Ils restèrent là, a attendre un long moment, chaque fois qu’il voulait raconter son histoire, l’homme le stoppait, esquissait un sourire et lançait une nouvelle fois sa canne.

Une lumière vive irradia soudain à l’horizon et en quelques secondes le soleil fut là.

  • Maintenant ! s’exclama soudain l’homme d’une voix éraillée.

Le confiseur sursauta, retrouva ses esprits et lança aussi fort que possible le fil de sa canne. Celle-ci se retrouva bloquée au milieu de la lumière. Il se retourna vers l’homme qui à présent, brillait d’un éclat sans pareil.
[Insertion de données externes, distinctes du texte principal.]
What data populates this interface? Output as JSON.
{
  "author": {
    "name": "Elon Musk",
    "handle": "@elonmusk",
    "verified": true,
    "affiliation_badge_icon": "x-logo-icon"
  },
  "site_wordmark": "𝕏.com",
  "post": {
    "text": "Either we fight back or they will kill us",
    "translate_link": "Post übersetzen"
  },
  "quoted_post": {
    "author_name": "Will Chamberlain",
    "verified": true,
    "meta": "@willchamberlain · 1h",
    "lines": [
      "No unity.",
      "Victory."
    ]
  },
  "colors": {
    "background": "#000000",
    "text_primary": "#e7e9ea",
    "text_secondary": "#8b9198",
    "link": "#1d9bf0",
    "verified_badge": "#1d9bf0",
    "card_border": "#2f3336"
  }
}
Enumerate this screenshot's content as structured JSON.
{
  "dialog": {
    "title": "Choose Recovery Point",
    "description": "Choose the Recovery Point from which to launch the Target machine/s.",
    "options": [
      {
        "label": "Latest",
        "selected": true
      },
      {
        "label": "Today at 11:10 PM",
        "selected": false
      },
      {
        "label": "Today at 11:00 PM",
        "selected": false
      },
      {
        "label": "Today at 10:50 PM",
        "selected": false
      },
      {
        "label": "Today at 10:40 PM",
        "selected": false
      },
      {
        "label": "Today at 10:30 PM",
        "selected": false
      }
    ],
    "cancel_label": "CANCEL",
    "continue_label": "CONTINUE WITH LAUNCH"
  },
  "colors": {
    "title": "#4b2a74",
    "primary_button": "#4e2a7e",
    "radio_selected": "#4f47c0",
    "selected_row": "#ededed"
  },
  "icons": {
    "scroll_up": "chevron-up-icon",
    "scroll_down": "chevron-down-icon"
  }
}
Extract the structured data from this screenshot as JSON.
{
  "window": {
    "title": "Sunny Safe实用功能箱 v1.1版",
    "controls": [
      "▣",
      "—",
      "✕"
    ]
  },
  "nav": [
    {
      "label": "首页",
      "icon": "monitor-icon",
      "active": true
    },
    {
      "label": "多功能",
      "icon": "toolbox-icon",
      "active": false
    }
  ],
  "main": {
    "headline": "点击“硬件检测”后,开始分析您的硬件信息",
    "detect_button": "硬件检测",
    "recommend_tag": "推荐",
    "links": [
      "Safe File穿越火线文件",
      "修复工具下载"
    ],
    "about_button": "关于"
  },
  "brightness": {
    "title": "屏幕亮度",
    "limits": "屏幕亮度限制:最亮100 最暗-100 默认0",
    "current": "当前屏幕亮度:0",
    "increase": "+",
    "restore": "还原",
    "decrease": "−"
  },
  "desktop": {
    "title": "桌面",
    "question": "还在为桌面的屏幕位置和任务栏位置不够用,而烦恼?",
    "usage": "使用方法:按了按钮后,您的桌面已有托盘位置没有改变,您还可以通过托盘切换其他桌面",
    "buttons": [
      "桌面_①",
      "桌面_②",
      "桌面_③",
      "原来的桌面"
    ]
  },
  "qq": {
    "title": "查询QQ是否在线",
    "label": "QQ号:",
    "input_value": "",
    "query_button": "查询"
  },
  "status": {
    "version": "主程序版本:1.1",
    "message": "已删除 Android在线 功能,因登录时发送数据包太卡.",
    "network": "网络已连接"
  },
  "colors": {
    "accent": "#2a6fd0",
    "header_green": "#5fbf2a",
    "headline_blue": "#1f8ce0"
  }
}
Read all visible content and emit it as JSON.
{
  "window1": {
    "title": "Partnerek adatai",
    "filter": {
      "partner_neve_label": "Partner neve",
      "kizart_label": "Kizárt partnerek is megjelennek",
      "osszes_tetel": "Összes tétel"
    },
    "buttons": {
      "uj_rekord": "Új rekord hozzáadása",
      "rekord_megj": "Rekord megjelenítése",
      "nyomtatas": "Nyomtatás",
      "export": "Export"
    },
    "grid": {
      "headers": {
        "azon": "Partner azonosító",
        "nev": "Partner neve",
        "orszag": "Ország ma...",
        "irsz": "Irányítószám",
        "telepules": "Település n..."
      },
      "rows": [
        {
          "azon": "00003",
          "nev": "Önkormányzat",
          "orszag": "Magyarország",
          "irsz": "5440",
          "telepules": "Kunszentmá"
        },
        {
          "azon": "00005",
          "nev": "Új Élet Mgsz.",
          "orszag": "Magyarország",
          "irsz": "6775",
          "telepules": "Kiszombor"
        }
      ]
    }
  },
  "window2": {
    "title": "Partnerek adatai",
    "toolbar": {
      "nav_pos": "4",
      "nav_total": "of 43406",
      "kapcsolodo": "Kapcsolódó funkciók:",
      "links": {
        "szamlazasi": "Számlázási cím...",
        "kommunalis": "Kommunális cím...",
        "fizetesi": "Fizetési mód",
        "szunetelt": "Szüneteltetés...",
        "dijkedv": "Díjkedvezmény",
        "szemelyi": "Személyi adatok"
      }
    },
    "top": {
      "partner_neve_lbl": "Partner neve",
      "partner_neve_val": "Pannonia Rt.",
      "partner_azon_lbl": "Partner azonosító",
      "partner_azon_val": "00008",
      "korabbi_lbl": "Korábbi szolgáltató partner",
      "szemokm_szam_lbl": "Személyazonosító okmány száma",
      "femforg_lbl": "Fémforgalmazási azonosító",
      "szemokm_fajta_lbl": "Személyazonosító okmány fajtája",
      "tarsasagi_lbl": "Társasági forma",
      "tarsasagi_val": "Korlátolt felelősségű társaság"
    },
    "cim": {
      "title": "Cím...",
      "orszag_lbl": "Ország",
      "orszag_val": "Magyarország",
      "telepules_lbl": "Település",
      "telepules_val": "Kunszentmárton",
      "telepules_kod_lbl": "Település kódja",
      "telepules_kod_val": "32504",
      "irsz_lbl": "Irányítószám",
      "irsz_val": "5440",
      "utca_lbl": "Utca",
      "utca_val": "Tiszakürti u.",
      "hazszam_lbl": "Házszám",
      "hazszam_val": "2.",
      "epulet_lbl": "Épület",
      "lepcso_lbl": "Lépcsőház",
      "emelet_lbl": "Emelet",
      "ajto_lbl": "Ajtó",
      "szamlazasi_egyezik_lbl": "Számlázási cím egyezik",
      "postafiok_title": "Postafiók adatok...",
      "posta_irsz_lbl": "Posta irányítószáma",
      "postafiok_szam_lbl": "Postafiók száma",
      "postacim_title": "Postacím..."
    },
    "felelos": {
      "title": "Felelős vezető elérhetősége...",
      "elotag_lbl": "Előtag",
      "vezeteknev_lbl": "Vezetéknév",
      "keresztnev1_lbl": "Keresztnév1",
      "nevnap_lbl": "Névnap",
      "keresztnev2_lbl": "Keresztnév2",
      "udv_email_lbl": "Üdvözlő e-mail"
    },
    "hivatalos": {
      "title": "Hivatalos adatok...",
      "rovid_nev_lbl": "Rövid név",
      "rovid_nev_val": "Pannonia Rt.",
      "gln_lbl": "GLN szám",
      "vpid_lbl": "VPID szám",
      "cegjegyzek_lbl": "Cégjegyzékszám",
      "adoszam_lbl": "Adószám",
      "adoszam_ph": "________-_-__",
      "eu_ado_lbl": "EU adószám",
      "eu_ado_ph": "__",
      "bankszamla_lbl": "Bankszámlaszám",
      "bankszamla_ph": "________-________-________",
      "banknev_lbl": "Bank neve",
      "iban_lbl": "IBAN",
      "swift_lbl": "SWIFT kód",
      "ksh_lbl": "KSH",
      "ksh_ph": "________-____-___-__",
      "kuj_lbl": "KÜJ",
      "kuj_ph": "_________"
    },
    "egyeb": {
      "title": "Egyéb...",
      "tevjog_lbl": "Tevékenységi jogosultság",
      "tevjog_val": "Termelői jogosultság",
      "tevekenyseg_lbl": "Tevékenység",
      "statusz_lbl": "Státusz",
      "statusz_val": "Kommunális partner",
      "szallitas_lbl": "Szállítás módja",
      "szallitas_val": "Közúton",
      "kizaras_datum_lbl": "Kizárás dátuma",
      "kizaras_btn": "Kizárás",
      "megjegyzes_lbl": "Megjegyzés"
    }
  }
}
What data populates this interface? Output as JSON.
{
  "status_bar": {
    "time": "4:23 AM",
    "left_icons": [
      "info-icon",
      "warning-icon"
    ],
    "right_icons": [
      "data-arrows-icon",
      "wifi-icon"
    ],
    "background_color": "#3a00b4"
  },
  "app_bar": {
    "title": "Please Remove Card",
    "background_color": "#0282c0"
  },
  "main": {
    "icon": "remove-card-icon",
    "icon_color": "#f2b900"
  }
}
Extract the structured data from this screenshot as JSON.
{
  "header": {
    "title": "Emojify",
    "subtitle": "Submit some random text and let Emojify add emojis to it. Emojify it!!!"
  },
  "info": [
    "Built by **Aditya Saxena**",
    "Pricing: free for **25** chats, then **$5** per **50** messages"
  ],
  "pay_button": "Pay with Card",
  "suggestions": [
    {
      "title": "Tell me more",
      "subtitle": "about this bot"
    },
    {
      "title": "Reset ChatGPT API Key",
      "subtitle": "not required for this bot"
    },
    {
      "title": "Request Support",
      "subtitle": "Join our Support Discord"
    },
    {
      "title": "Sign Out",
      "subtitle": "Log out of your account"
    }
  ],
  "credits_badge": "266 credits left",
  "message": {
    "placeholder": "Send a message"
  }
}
Le monde autour de lui disparaissait peu à peu, engloutit par la clarté de l’astre. Il ferma les yeux et se sentit happé au fond du lac. L’eau glacée transperça sa peau de mille morsures, il sentit son corps se tordre sous la pression grandissante, le temps lui paraissait infini. Il ferma les yeux et s’endormit profondément.

Il se réveilla sur un sol dur et froid, la pluie lancinante lui coulait sur le visage, il comprit qu’il était de retour chez lui.

Le vieil homme se releva péniblement, crachant par à coups l’eau qui s’était infiltrée dans ses poumons. Le jour ne s’était pas levé, la pluie continuait de tomber, il avait échoué.

Il retourna jusqu’à sa porte et l’ouvrit le cœur lourd. Sa poitrine lui faisait mal, ses yeux étaient remplis de larmes, le silence était assourdissant.

Le silence…

Le vieillard prit alors conscience qu’il n’entendait plus le bruit caractéristique de la pluie sur le béton. L’embrasure de sa porte se retrouva petit à petit baignée dans la lumière douce du soleil qui se levait.